Journal of Electronic Testing
- Discipline: Electronics testing, electronics engineering
- Language: English
- Edited by: Vishwani Agrawal

Publication details
- History: 1986—present
- Publisher: Springer
- Frequency: Bimonthly
- Impact factor: 1.3 (2024)

Standard abbreviations
- ISO 4: J. Electron. Test.

Indexing
- ISSN: 0923-8174 (print) 1573-0727 (web)

Links
- Journal homepage; Online access; Online archive;

= Journal of Electronic Testing =

Scientific journal on electronics

Journal of Electronic Testing: Theory and Applications is a peer-reviewed scientific journal published bimonthly by Springer Science+Business Media.

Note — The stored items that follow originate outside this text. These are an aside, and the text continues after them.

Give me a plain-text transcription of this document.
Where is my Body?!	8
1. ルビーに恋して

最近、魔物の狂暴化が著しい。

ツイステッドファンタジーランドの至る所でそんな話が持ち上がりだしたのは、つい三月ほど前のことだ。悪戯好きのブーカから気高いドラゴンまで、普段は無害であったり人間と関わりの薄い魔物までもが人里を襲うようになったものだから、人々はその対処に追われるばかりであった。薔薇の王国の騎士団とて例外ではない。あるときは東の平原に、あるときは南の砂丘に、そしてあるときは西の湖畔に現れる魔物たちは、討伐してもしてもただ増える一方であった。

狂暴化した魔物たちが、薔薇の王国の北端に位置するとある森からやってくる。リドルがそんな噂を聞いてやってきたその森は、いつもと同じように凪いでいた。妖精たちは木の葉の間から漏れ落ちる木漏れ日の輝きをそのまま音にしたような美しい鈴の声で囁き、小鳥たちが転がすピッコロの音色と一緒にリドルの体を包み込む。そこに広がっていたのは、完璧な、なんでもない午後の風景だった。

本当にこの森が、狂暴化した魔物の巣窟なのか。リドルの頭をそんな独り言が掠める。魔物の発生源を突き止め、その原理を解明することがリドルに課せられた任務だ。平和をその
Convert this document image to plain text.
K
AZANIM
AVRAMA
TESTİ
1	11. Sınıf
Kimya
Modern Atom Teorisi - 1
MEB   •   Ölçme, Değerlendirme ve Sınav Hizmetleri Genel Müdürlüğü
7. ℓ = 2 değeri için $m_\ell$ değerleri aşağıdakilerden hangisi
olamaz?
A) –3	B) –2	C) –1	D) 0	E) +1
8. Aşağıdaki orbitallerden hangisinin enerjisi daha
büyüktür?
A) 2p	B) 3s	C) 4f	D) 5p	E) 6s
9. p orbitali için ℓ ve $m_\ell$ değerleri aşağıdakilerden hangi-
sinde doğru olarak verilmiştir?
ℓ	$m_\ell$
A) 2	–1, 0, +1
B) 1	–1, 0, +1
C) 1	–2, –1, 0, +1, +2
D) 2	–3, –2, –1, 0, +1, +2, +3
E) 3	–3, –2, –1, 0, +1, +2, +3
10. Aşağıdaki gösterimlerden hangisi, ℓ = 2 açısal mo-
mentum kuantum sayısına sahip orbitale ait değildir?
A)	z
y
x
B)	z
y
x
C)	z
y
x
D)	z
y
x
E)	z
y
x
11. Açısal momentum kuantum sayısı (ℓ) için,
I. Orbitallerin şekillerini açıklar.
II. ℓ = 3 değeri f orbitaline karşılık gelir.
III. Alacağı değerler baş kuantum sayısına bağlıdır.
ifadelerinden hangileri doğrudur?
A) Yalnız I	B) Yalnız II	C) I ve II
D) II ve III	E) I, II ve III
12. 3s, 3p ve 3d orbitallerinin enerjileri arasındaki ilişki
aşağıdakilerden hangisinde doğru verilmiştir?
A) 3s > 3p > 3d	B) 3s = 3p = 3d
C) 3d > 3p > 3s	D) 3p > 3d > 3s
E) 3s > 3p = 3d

Established in 1990, it covers developments in electronics testing, including tests of VLSI devices and printed circuit boards, as well as fault modeling and analysis. Its current editor-in-chief is Vishwani Agrawal (Auburn University).

==Abstracting and indexing==
The journal is abstracted and indexed in:
- Current Contents/Electronics & Telecommunications Collection
- Current Contents/Engineering/Computing & Technology
- EBSCO databases
- Ei Compendex
- Inspec
- ProQuest databases
- Science Citation Index Expanded
- Scopus

According to the Journal Citation Reports, the journal has a 2024 impact factor of 1.3.